Antalya’dan sonra bir başka atla yönünü doğuya çevireceğini belirten Can, “135 gün içerisinden Diyarbakır’a kadar, ondan sonrasında da Kars, Sarıkamış’ta turumu bitirmeyi planlıyorum. O yolda da yazacağım kitabım 10 milyon rakamına ulaşabilirse, Afrika’nın susuzluk çeken bölgelerinin yaklaşık üçte birine su kuyusu açtırmayı hayal ediyorum. Dünya aç ve susuzuna 'Savaşa Hayır' adına destek vermek isteyen ülkeler adına toplu kitap alım kampanyası başlatıyorum. Savaşa silaha ve kaosa ayrılan bütçelerin yüzde 1’ine talibim” diye konuştu.
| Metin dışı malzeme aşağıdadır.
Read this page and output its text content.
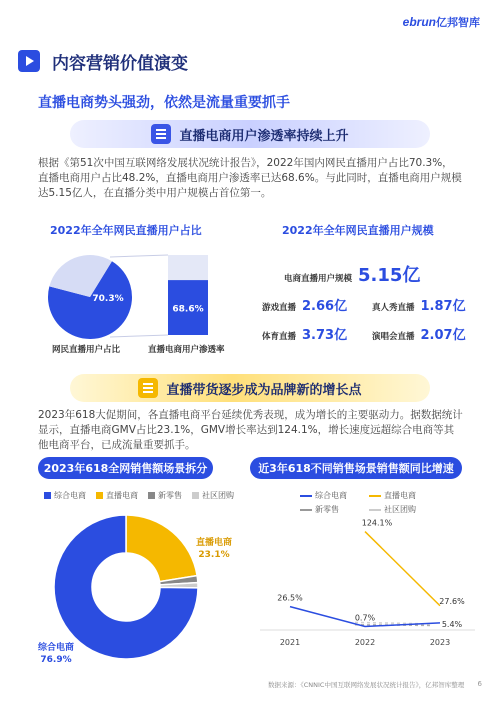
ebrun亿邦智库
内容营销价值演变
直播电商势头强劲，依然是流量重要抓手
直播电商用户渗透率持续上升
根据《第51次中国互联网络发展状况统计报告》，2022年国内网民直播用户占比70.3%，直播电商用户占比48.2%，直播电商用户渗透率已达68.6%。与此同时，直播电商用户规模达5.15亿人，在直播分类中用户规模占首位第一。
2022年全年网民直播用户占比	2022年全年网民直播用户规模
70.3%
68.6%
网民直播用户占比	直播电商用户渗透率
电商直播用户规模 5.15亿
游戏直播 2.66亿	真人秀直播 1.87亿
体育直播 3.73亿	演唱会直播 2.07亿
直播带货逐步成为品牌新的增长点
2023年618大促期间，各直播电商平台延续优秀表现，成为增长的主要驱动力。据数据统计显示，直播电商GMV占比23.1%，GMV增长率达到124.1%，增长速度远超综合电商等其他电商平台，已成流量重要抓手。
2023年618全网销售额场景拆分	近3年618不同销售场景销售额同比增速
综合电商	直播电商	新零售	社区团购
直播电商
23.1%
综合电商
76.9%
综合电商	直播电商
新零售	社区团购
2021	2022	2023
26.5%
124.1%
0.7%
27.6%
5.4%
数据来源：《CNNIC中国互联网络发展状况统计报告》，亿邦智库整理 6
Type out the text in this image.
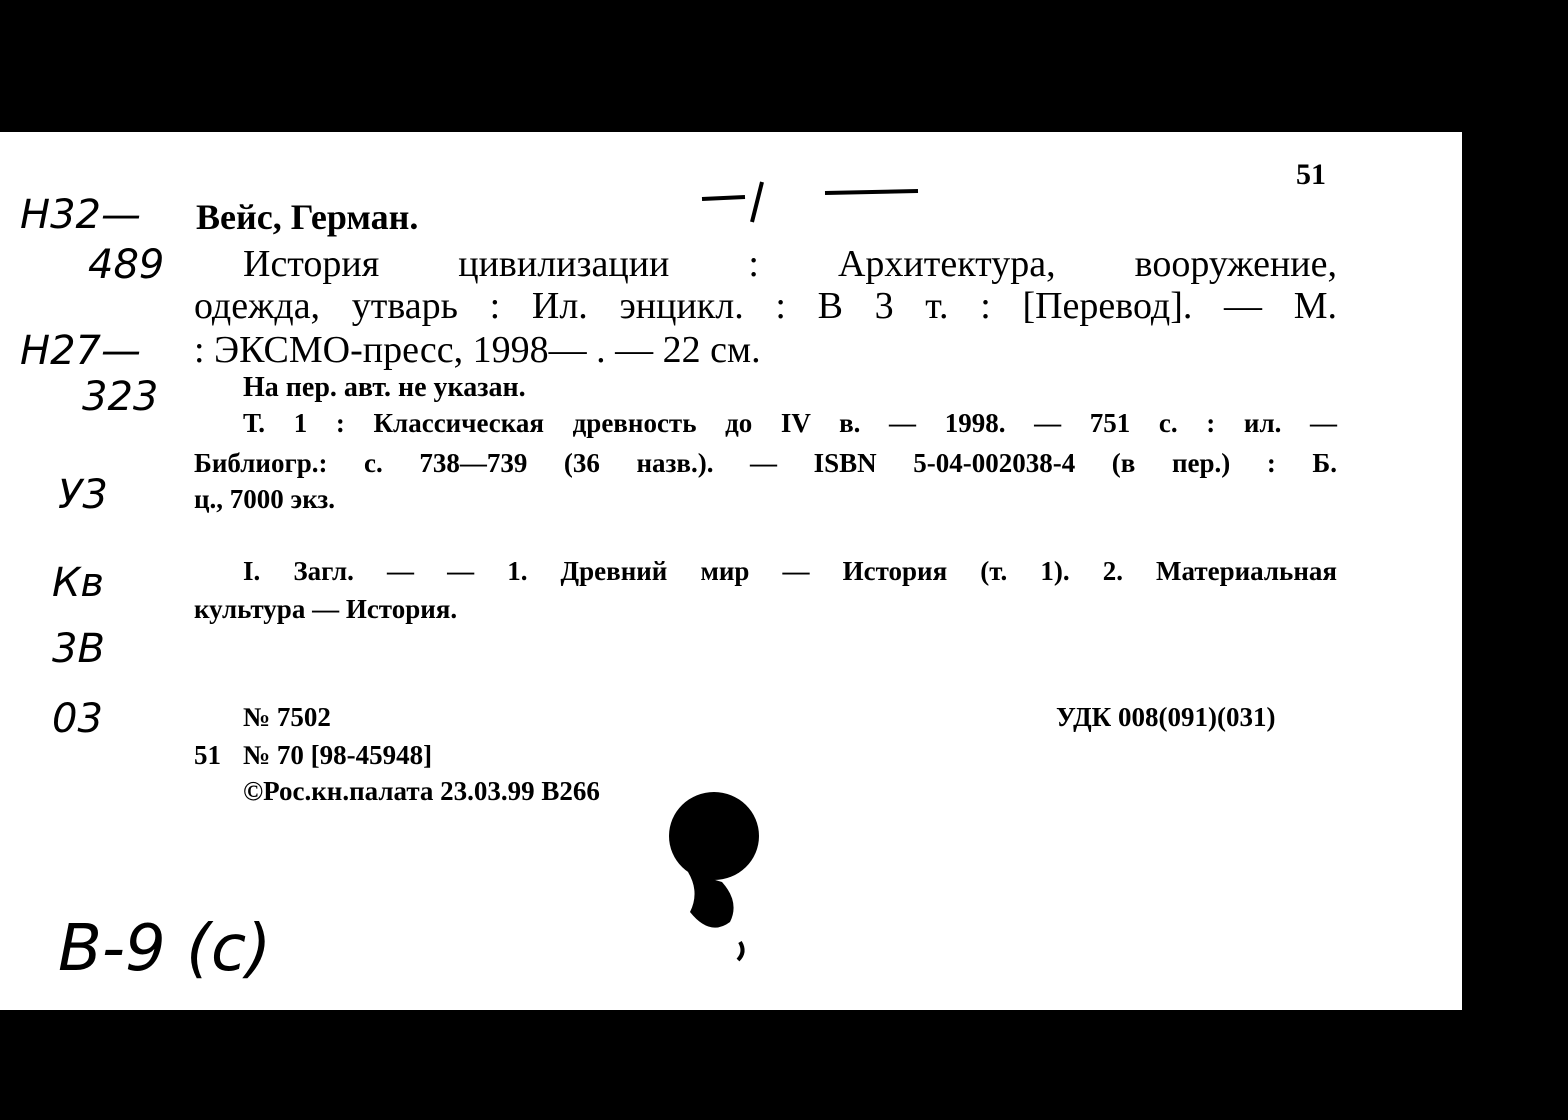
51
Н32—
489
Н27—
323
У3
Кв
3В
03
Вейс, Герман.
История цивилизации : Архитектура, вооружение,
одежда, утварь : Ил. энцикл. : В 3 т. : [Перевод]. — М.
: ЭКСМО-пресс, 1998— . — 22 см.
На пер. авт. не указан.
Т. 1 : Классическая древность до IV в. — 1998. — 751 с. : ил. —
Библиогр.: с. 738—739 (36 назв.). — ISBN 5-04-002038-4 (в пер.) : Б.
ц., 7000 экз.
I. Загл. — — 1. Древний мир — История (т. 1). 2. Материальная
культура — История.
№ 7502	УДК 008(091)(031)
51 № 70 [98-45948]
©Рос.кн.палата 23.03.99 В266
В-9 (с)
Öte yandan, ilçede birçok dev film prodüksiyonuna ait film ve dizi filmlere ev sahipliği yapmasıyla tanınan Ayvalık Sural Çiftliği’nde konaklayan Halit Can’ın, çiftliğin bahçesindeki otluk alanda açık havada geceleri konaklamayı tercih ettiği öğrenildi.